Herbstbild selber machen: DIY für die Familie

Herbstbild selber machen: Entdecken Sie eine einfache Familienidee mit Blättern, Moos und Bucheckern. Jetzt kreativ werden und Erinnerungen gestalten.

06. September 2026 9 Minuten

Herbstbild selber machen: DIY für die Familie

Herbstmaterialien gemeinsam entdecken

TL;DR: Für ein persönliches Herbstbild braucht es wenig: gesammelte Blätter, Moos, Bucheckern, Zweige, eine Leinwand und Kleber. Das Bastelprojekt verbindet Spaziergang, Naturerlebnis und Kreativität. Jede Familie gestaltet ein Einzelstück.

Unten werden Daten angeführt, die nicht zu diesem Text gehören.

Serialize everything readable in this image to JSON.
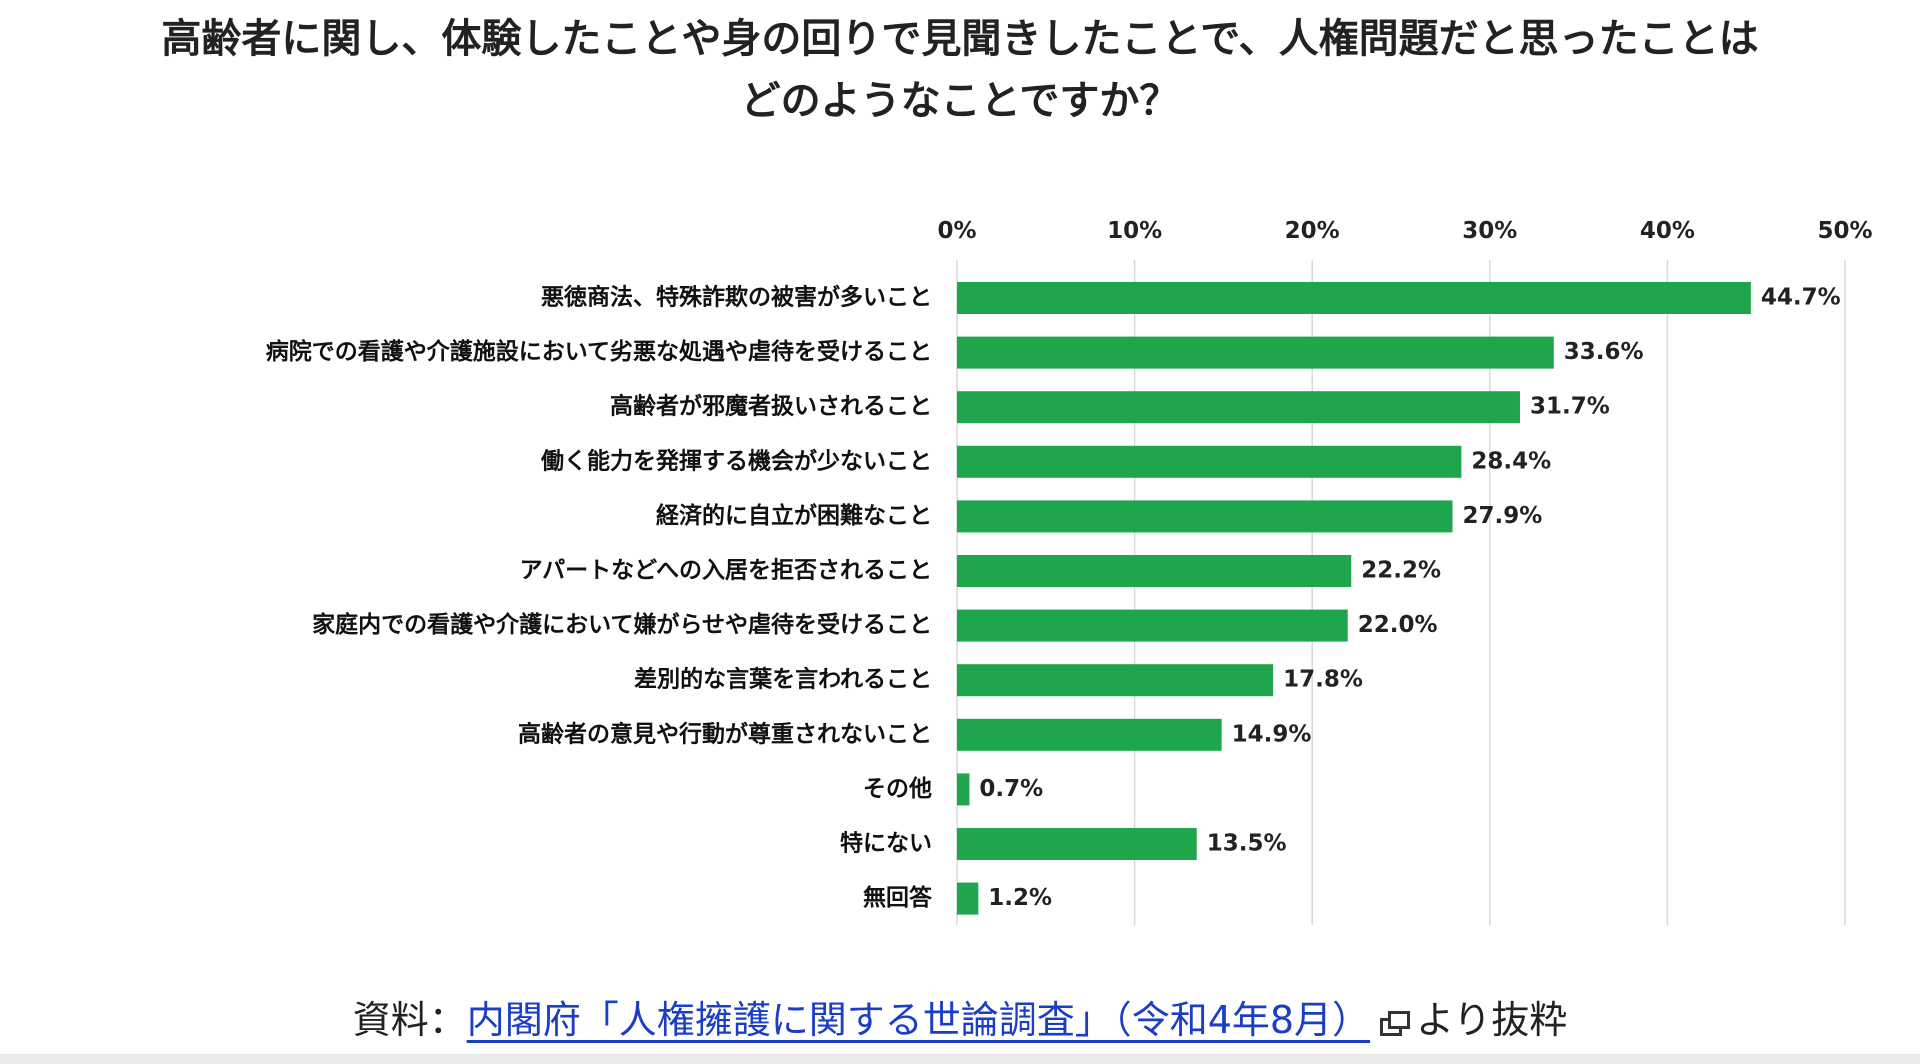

Der Herbst liefert sein Bastelmaterial direkt vor der Haustür. Rote, gelbe und braune Blätter liegen auf Waldwegen. Bucheckern, kleine Äste, Moos und Samenstände warten zwischen dem Laub. Daraus kann in kurzer Zeit ein individuelles 3D-Bild entstehen.

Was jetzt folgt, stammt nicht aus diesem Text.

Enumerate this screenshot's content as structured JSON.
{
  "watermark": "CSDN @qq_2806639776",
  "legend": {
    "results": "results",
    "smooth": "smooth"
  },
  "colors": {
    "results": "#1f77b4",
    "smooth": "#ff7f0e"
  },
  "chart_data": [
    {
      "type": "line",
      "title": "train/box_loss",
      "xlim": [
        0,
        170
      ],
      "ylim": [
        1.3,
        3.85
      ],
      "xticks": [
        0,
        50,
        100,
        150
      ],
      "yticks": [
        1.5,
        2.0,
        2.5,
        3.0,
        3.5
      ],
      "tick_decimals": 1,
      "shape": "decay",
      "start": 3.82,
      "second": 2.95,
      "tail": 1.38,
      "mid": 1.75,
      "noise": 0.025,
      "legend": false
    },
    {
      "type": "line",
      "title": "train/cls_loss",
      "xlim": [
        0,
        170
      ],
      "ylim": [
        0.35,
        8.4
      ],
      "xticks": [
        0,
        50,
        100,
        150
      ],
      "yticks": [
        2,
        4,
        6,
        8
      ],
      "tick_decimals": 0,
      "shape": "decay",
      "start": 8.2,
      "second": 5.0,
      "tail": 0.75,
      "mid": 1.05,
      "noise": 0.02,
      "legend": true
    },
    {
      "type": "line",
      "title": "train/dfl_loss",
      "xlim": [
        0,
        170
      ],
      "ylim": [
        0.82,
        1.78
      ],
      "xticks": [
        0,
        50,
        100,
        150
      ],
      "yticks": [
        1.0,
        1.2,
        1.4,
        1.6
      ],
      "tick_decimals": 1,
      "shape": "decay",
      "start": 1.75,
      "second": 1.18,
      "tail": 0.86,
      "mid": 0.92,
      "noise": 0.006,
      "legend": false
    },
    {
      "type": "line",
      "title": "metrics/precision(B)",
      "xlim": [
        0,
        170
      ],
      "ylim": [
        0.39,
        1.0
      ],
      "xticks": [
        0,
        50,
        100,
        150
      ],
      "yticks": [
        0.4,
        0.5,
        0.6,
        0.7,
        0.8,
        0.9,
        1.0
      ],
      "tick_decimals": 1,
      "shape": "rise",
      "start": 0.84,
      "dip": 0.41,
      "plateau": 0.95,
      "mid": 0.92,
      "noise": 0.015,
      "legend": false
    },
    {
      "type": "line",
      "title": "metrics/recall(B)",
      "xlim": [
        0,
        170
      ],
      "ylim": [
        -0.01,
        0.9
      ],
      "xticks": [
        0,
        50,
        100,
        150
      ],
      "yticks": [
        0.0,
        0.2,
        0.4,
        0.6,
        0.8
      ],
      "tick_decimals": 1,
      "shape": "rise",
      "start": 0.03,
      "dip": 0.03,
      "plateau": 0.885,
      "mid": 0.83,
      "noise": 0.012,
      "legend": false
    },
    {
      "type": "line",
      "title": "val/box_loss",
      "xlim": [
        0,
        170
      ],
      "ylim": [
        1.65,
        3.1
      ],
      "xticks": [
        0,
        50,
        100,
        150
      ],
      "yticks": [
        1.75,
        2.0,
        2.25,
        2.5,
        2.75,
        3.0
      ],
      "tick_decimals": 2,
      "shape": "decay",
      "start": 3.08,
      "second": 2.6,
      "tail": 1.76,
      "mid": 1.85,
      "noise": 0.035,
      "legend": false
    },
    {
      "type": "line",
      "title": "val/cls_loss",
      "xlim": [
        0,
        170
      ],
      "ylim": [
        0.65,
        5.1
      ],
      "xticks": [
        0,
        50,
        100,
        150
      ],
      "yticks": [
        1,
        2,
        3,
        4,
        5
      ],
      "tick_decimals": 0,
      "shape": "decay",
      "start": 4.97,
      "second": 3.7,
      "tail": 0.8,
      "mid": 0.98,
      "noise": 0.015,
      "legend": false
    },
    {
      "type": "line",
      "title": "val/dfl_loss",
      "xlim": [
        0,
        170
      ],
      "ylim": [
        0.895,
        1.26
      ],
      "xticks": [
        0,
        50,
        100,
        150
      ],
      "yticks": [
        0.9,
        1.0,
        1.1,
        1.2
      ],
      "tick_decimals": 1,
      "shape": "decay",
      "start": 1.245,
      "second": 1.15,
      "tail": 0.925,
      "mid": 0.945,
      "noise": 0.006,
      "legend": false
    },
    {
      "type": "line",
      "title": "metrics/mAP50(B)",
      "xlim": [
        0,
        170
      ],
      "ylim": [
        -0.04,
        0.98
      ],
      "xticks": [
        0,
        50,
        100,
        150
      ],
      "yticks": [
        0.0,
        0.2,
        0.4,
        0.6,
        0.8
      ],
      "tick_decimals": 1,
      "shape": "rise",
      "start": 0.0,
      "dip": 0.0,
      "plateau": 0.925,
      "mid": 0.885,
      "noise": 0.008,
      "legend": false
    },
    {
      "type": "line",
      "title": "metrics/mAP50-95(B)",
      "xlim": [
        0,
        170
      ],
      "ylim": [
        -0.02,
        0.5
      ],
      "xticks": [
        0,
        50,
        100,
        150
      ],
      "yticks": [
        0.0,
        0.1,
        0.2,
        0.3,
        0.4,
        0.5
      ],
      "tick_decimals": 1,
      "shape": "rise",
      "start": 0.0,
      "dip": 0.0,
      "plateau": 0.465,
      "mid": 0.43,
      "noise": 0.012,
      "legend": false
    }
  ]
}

Ein solches Herbstbild selber zu machen, ist besonders familienfreundlich. Niemand muss zeichnen können. Es gibt keine feste Vorlage und kein richtig oder falsch. Das Ergebnis entsteht beim Ausprobieren. Kinder entscheiden oft ganz intuitiv, welches Blatt zu einem Tier, einem Baum oder einer Landschaft wird.

Gleichzeitig wird das Basteln zum Ausflug. Beim Sammeln bewegen sich Familien draußen. Sie entdecken Baumarten, Formen und Farben. Anschließend wird aus den Fundstücken eine Erinnerung an den gemeinsamen Spaziergang.

Herbstbild selber machen: DIY für die Familie
Herbstbild selber machen: DIY für die Familie

Das Familienprojekt Schritt für Schritt vorbereiten

Die passende Sammlung zusammenstellen

Für ein Herbstbild genügen wenige Naturmaterialien. Besonders vielseitig sind Blätter in verschiedenen Größen und Farben. Gelb, Rot, Orange, Braun und einzelne grüne Bereiche bringen später Spannung auf die Leinwand.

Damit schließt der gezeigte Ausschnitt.